10 years of the Wisent Trail
Five years after the introduction of bison in Kraansvlak, it was clear that bison are flighty animals. So, in November 2012, the Bison Trail was opened. This is a three-kilometer walking trail marked with yellow boards, giving nature lovers the chance to spot bison in the wild. The Wisentenpad is open outside the breeding season: from September to March.
Over the past 10 years, more than 50,000 people have enjoyed the track without any accidents or unwanted interaction. This is thanks to all the visitors who respect the house rules. Think of rules like: keep a distance of at least fifty meters, don’t cross the herd and give animals space. The support of volunteers has also contributed to the success of Wisentenpad. This participating group shares knowledge about wisdom with visitors on the road.
The future: Research remains central
Research remains a central starting point for bison territory. The unique composition of herbivorous species, limited access to the area and external factors that are important in the development of the dune ecosystem, such as nitrogen deposition or climate change, make Kraansvlak an interesting ‘living laboratory’. A place where we can continue to learn and enjoy now and in the future.
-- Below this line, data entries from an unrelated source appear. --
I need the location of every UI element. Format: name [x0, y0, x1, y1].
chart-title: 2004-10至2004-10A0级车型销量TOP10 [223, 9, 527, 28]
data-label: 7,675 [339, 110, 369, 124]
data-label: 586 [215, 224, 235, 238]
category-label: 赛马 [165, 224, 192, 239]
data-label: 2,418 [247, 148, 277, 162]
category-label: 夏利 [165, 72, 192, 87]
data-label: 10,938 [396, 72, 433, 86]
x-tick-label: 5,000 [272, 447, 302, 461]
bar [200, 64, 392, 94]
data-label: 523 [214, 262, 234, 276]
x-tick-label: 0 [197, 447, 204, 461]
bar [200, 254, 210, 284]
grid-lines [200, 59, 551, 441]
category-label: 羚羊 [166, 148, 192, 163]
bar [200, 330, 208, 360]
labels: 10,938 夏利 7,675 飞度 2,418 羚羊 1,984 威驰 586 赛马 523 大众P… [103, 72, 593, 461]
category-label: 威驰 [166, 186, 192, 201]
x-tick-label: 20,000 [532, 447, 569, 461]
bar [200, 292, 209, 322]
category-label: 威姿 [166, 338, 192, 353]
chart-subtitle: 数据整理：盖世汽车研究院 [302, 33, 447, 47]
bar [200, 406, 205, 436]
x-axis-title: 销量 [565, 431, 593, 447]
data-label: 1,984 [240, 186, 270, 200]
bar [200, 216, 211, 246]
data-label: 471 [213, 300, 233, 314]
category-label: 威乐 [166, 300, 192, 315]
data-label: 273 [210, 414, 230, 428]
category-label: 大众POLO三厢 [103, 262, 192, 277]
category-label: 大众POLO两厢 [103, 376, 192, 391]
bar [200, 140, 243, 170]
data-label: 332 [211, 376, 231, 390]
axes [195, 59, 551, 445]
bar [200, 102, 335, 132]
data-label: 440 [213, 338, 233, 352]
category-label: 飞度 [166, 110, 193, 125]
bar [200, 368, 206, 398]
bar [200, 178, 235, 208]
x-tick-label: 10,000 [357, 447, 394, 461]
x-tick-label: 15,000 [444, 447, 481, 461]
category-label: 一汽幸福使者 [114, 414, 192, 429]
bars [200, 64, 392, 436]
Highlights and landmarks Project Wisent Kraansvlak
2005 – Creation of a collaborative project between the Dune Conservation Foundation, Critical Forest Management Foundation, ARK Nature Development and PWN. Ekogrön also played an important role in the project from the beginning. In addition to the project partners, the Province of North Holland, the VSB Fund and the ANO Foundation were ready to support the project with a financial contribution.
2007 – The first three sages released from Poland (two cows, one bull) were released in the Kraansvlak wetting area of about 120 hectares. Kraansvlak is the first nature reserve in the Netherlands with bison.
2008 – Launch of the second set of three wisdoms from Poland (cow, heifer, calf). Area wise has expanded to about 220 hectares.
2009 – Five Konik horses (four mares and one stallion) are released into the bison area.
2012 – Opening of the Wisentenpad and expansion of the bison area to about 240 hectares. From observing the wisdom behind the net to the free access for visitors on the track.
2014 – Expansion of the bison area to approximately 330 hectares and expansion of the Wisentenpad area.
2015 – Build a special bison bean: a hunting bean that helps calmly catch animals and veterinary prepare them for transport. Transportation of the first bison bulls born in Kransvlak to Spain.
2016 – First major transfer of Eight Wisdom to Maashorst in North Brabant. Hakeem without anesthesia in the truck thanks to the bison.
2016 – Three Highlanders are released. This makes Kraansvlak the first nature reserve in Europe with such a complete range of large grazing animals: wisdom, cattle and horse.
2017 – National and International Conference: Elders 10 Years in the Dunes.
2018 – Elders in Kraansvlak are now under PWN pastoral management.
2019 – Creation of Europe’s first SmartParks network in the Kraansvlak dunes. Pilot project on the use and application of GPS-LoRA collar transmitters in collaboration with Utrecht University and SmartParks.
2022 – 15 years of bison in Kraansvlak and 10 years of Wisentenpad.